Wednesday, April 26, 2017

»Israelkritik«

Am Montag wurde im Innenausschuß des Deutschen Bundestags ein 2. Antisemitismusbericht einer Expertenkommission vorgestellt, die sich in ihrer umfangreichen Arbeit auch die Rolle betonen, die sogenannter »Israelkritik« als einer Ausdrucksform des »modernen« Antisemitismus zukommt. Als der Bericht präsentiert wurde, ahnte niemand, wie Sigmar Gabriels Visite in Israel ausgehen würde.
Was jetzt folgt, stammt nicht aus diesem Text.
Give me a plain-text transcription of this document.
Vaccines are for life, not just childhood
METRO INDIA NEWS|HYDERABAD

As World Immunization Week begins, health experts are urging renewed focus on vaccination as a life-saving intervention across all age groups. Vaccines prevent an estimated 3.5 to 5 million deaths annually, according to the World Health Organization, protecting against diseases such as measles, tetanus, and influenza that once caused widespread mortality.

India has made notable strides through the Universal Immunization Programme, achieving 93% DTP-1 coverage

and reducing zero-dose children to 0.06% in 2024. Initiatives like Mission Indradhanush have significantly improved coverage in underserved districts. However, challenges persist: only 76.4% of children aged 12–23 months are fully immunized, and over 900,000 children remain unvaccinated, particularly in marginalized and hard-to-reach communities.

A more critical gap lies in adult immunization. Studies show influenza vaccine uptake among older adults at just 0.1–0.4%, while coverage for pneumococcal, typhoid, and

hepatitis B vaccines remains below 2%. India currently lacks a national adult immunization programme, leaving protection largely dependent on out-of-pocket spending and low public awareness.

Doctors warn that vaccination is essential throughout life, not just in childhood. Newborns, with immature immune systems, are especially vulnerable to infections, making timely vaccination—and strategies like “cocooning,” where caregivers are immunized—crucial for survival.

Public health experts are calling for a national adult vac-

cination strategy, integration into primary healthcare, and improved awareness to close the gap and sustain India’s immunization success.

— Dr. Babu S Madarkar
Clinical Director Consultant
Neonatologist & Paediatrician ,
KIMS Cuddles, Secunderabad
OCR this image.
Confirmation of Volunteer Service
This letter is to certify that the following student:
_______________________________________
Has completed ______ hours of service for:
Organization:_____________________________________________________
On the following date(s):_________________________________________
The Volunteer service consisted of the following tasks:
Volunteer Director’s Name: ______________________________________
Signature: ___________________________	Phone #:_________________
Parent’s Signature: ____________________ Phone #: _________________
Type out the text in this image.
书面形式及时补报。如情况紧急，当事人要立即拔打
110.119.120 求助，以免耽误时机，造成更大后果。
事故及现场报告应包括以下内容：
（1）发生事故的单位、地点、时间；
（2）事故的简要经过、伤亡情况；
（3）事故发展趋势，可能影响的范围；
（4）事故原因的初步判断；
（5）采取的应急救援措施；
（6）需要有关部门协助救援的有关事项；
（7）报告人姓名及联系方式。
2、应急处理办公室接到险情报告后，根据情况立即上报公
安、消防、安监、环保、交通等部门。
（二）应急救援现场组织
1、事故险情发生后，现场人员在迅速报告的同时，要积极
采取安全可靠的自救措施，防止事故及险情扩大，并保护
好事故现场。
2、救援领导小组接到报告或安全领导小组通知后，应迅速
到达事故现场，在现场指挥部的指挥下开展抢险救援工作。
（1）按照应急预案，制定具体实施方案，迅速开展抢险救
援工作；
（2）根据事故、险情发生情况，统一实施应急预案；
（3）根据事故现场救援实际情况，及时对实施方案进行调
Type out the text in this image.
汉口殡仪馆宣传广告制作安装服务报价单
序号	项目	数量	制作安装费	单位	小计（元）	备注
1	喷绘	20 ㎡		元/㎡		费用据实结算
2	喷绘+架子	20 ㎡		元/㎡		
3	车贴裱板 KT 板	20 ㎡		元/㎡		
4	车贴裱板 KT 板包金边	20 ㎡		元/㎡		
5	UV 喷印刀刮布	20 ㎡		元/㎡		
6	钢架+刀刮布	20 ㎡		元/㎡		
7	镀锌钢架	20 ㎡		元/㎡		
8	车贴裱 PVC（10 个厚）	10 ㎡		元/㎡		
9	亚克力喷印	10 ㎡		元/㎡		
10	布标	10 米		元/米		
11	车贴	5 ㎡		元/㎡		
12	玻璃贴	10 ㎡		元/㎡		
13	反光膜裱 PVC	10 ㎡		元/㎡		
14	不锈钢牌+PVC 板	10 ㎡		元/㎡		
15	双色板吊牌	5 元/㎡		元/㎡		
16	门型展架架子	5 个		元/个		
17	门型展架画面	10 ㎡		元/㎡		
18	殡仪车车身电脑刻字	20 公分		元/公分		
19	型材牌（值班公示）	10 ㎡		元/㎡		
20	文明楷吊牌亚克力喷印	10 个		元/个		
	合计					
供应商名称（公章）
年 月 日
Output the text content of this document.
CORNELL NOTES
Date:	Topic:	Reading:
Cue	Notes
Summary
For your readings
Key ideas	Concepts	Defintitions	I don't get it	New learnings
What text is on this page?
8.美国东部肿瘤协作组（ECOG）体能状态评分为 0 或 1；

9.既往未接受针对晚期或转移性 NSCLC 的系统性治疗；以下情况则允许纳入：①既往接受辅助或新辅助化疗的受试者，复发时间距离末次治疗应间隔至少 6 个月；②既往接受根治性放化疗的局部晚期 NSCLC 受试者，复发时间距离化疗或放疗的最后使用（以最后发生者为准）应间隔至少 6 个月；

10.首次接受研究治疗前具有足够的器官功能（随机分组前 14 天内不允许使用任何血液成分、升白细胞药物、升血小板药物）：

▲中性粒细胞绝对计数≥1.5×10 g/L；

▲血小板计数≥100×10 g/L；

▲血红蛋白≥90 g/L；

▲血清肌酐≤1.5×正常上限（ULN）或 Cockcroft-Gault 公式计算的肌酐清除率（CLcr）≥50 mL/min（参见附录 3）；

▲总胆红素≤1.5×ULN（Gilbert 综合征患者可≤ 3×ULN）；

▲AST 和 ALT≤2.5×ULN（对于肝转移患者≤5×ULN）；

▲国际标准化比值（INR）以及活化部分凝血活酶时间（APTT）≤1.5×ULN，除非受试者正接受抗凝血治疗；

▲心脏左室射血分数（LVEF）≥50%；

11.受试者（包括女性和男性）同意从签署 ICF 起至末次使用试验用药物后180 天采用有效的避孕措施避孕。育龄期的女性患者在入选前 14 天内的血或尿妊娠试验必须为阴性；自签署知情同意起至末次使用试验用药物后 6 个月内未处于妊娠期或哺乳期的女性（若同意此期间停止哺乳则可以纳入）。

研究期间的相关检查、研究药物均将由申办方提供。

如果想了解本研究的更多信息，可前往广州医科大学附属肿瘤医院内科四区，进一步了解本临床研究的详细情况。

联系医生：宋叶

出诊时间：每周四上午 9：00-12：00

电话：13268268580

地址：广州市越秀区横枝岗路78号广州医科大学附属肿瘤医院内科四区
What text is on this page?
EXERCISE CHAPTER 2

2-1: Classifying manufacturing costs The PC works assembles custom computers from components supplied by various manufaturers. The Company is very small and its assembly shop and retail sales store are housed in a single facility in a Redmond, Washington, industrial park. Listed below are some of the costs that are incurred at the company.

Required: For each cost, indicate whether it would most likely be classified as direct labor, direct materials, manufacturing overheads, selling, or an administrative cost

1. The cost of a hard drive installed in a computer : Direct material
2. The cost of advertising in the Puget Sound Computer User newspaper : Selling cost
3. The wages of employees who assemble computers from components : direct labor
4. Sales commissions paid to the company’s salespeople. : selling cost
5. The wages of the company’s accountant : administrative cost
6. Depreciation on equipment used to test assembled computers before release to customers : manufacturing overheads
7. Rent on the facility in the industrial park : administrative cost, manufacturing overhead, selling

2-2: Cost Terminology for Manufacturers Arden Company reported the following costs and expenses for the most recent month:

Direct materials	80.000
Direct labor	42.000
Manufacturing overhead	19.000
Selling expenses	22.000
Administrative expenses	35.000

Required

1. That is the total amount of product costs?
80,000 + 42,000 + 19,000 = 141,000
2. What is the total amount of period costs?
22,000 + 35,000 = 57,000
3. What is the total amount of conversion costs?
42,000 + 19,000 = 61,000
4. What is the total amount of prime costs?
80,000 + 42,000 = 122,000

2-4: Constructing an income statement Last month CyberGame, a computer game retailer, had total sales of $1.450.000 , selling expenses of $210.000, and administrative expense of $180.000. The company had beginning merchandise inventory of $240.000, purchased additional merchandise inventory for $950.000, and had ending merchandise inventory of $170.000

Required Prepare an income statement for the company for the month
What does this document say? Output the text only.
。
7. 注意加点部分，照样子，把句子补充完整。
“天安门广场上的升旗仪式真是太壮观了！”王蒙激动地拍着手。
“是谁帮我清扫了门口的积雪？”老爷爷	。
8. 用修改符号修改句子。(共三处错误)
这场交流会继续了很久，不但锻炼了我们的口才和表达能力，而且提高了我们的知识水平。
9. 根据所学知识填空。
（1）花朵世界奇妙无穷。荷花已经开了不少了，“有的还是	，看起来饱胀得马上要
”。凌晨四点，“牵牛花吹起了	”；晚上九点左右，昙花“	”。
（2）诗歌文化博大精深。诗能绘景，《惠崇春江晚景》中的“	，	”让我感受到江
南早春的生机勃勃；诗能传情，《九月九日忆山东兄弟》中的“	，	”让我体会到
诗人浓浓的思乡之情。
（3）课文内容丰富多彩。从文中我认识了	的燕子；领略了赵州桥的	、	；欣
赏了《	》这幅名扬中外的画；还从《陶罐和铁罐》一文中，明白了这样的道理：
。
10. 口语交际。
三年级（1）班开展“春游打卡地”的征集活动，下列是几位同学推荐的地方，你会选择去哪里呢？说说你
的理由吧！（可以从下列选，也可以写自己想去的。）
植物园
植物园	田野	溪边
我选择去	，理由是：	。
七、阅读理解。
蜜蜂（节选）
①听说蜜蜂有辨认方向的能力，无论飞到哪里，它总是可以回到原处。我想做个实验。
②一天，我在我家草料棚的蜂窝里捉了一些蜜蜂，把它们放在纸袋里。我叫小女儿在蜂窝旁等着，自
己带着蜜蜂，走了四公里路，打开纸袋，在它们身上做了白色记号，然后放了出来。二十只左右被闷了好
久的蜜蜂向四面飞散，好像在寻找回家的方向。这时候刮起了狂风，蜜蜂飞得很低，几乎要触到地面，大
Der Eklat, der vermeidbar gewesen wäre, sowie zahlreiche Reaktionen auf ihn, die dreister kaum hätten ausfallen können, sind ein trauriger Beleg dafür, wie »normal« als »Israelkritik« getarnter Antisemitismus tatsächlich ist. Mit welcher Selbstverständlichkeit etwa wurde und wird Israel in einer Reihe mit undemokratischen Despotien genannt und auf diese Weise bewußt dämonisiert?
Und mit welcher Leichtigkeit wird zugleich darüber hinweggesehen, daß B’Tselem und Breaking the Silence, jene »NGO«, die dem deutschen Minister schließlich wichtiger waren als ein Treffen mit Premier Benjamin Netanjahu, als die »kontroversesten, zwielichtigsten Organisationen« Israels gelten, daß sie »nur sehr eingeschränkt« zu einer israelischen Zivilgesellschaft zählen können?
Wie einfach haben es »Nahost-Experten«, die sich die Parteien halten, unhinterfragt ihre kleinen Unwahrheiten zu plazieren? Im DLF begeisterte sich etwa SPD-Politiker Rolf Mützenich, »daß der israelische Soldat, der auf einen wehrlosen Palästinenser geschossen hat, [..] vor Gericht verurteilt worden ist, und das« sei »nur durch die Dokumentation« einer dieser Gruppen ermöglicht worden.
Der Sozialdemokrat spielt auf das Verfahren gegen Elor Azaria an, der am 24. März 2016 in Hebron einen am Boden liegenden »palästinensischen« Terroristen erschossen hatte und darauf ein Jahr später wegen Totschlags verurteilt worden war. Rolf Mützenich unterschlägt an dieser Stelle freilich nicht nur, was sein »wehrloser Palästinenser« getrieben hatte, bevor er getötet wurde.
Dem Außenpolitiker ist offenbar auch entgangen, was selbst Wikipedia nicht unterschlägt: Elor Azaria »wurde noch vor der Veröffentlichung des Videos festgenommen«, es lag also gewiß nicht an B’Tselem, daß der »Schütze von Hebron« verurteilt wurde. Aber was kümmern schon solche Details, wenn es ja doch nur um die Vermittlung und Bestätigung antisemitischer Vorurteile geht?
»Warum«, wollte Michael Wolffsohn, ein dünnes Stimmchen der Vernunft, im ZDF wissen, »trifft Gabriel regierungskritische israelische Menschenrechtler, aber keine israelischen Opferverbände? Warum kritisiert Gabriel nicht, dass Abbas Familien von Selbstmordterroristen Renten zahlen lässt?« Fragen, deren Beantwortung Sigmar Gabriel erspart bleiben wird. Und das ist das Problem.